The universe is a tested theme in Shakespeare's Folio. Juliet, a Leo, is "star-cross'd" with her lover Romeo in a likely commentary of astrology (I.6). Shakespeare makes a hundred references to simple star-readings in his plays, manipulating their effects on his cast. But in his tragedy of Hamlet, Shakespeare may show his hand in the pressing heliocentric vs. geocentric debate of the universe. "Doubt thou the stars are fire,/ Doubt that the sun doth move" Hamlet writes to his complicated love interest, Ophelia (II.ii.116-117). "Doubt that the sun doth move."
Peter Usher, professor of astronomy and astrophysics at Penn State, proposes that Shakespeare carries his astrological tradition into the tragedy of Hamlet--and multiplies it. Hamlet, he argues, is the allegorical competition between two cosmological designs: the sun-centered Copernicus construct, and the old Earth model retained by Tycho Brahe of Denmark.

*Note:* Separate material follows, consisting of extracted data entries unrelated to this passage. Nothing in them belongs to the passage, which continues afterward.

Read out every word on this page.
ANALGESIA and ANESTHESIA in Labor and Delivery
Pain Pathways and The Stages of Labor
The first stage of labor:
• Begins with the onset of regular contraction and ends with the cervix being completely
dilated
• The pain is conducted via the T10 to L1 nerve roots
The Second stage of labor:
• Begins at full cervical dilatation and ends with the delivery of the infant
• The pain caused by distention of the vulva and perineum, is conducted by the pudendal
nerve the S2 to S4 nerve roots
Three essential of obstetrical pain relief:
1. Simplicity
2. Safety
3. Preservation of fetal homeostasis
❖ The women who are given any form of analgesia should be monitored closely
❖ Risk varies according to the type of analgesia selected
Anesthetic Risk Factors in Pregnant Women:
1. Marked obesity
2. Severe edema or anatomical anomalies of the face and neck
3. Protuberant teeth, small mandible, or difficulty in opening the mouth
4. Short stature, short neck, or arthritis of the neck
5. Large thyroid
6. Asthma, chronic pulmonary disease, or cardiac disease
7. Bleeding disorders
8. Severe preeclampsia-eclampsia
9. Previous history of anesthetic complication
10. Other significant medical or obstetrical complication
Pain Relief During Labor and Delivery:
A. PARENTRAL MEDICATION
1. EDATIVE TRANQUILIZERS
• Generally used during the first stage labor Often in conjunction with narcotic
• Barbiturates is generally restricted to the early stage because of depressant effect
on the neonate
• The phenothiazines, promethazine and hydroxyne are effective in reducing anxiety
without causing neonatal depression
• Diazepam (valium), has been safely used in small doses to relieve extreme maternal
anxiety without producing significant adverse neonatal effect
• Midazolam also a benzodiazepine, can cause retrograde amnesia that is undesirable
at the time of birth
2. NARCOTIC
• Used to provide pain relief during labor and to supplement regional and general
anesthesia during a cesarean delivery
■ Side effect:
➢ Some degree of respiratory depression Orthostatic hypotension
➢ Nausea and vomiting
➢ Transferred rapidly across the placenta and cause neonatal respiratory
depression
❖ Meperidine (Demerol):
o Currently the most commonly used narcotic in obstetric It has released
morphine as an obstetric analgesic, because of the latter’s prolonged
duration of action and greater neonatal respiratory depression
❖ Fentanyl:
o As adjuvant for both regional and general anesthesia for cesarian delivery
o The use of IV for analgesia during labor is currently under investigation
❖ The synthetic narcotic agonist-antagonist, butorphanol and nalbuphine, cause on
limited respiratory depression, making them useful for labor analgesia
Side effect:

In Copernicus' last days, his pupil Georg Joachim pitched the heliocentric scheme at the University of Wittenberg, Germany. The model became the standard of the college, though Tycho Brahe, an active student, retained his staunch Catholic traditions. Brahe, during the construction of his observatory in Oresund Sound, predicted that poets may soon compose songs of praise in his honor. He commissioned portraits sent out in his likeness, posed under a stone arch with the relief of his great grandparents Erik Rosenkrantz and Sophie Gyldenstierne.
Usher argues that Shakespeare knew knowledge of these portraits through a Copernican friend, Thomas Digges. He adds Rosencrantz and Guildenstern to Hamlet as allegorical figures of Tycho and geocentricism; "adders fang'd," feigned friends of Hamlet doomed to die by his hand (III.iv.203). They are all three students from Wittenberg without coincidence. King Claudius, Usher adds, may be an allusion to Claudius Ptolemy, meant to evoke the Greek astronomer's catalogue of constellations and geocentric ideas. Hamlet's Denmark kingdom is named Elsinore, a near homonym of the historical Denmark King's Helsingor castle observatory erected simultaneously with Brahe's own in Oresund Sound. Usher's arguments are convincing.
Here at Elsinore, Hamlet puns he is "too much in the sun," thus associating himself with the sun in its alignment. Following his outburst, the royal couple discourage Hamlet from returning to Wittenberg, Shakespeare's allusion to heliocentric thought. "It is most retrograde to our desire" (I.ii.114). "Retrograde" has its origins in Chaucer's time, the 14th century, when it most nearly meant "backtracking" and "returning to a previous course." Here, in Hamlet, "retrograde" is most certainly a term for "opposition," hinting at the process of retrograde motion in planets. Usher claims there is no doubt in the astronomical pun. "Why should we in our peevish opposition/ Take it to heart?" Claudius asks (I.ii.101). "Fie, 'tis a fault to heaven--" or geocentrists that deem retrograde motion a fault of Nature (I.ii.102). Shakespeare concludes the allusion in Claudius' lines about his Queen in Act IV: "She is so conjunctive to my life and soul,/ That as the star moves not but in his sphere,/ I could not but by her" (IV.vii.16-18).
One of Shakespeare's finest tragedies, Hamlet, Prince of Denmark, if it is as Peter Usher convincingly suggests, an allegory of two competing cosmic worldviews, it may be the most poignant social commentary of Shakespeare's era, and well rivaling the 18th century satirists Swift and Pope whom Shakespeare would never meet. While Peter Usher's scheme for the Hamlet tragedy is mere postulation, it does represent an impressive insight into Shakespeare's possible involvement within the Scientific Revolution and its scientists. Imagine: while in the last year of the 16th century Giorgano Bruno is martyred as a Copernican convert, Shakespeare composes a magnificent, poetic affirmation of heliocentricity--and lives.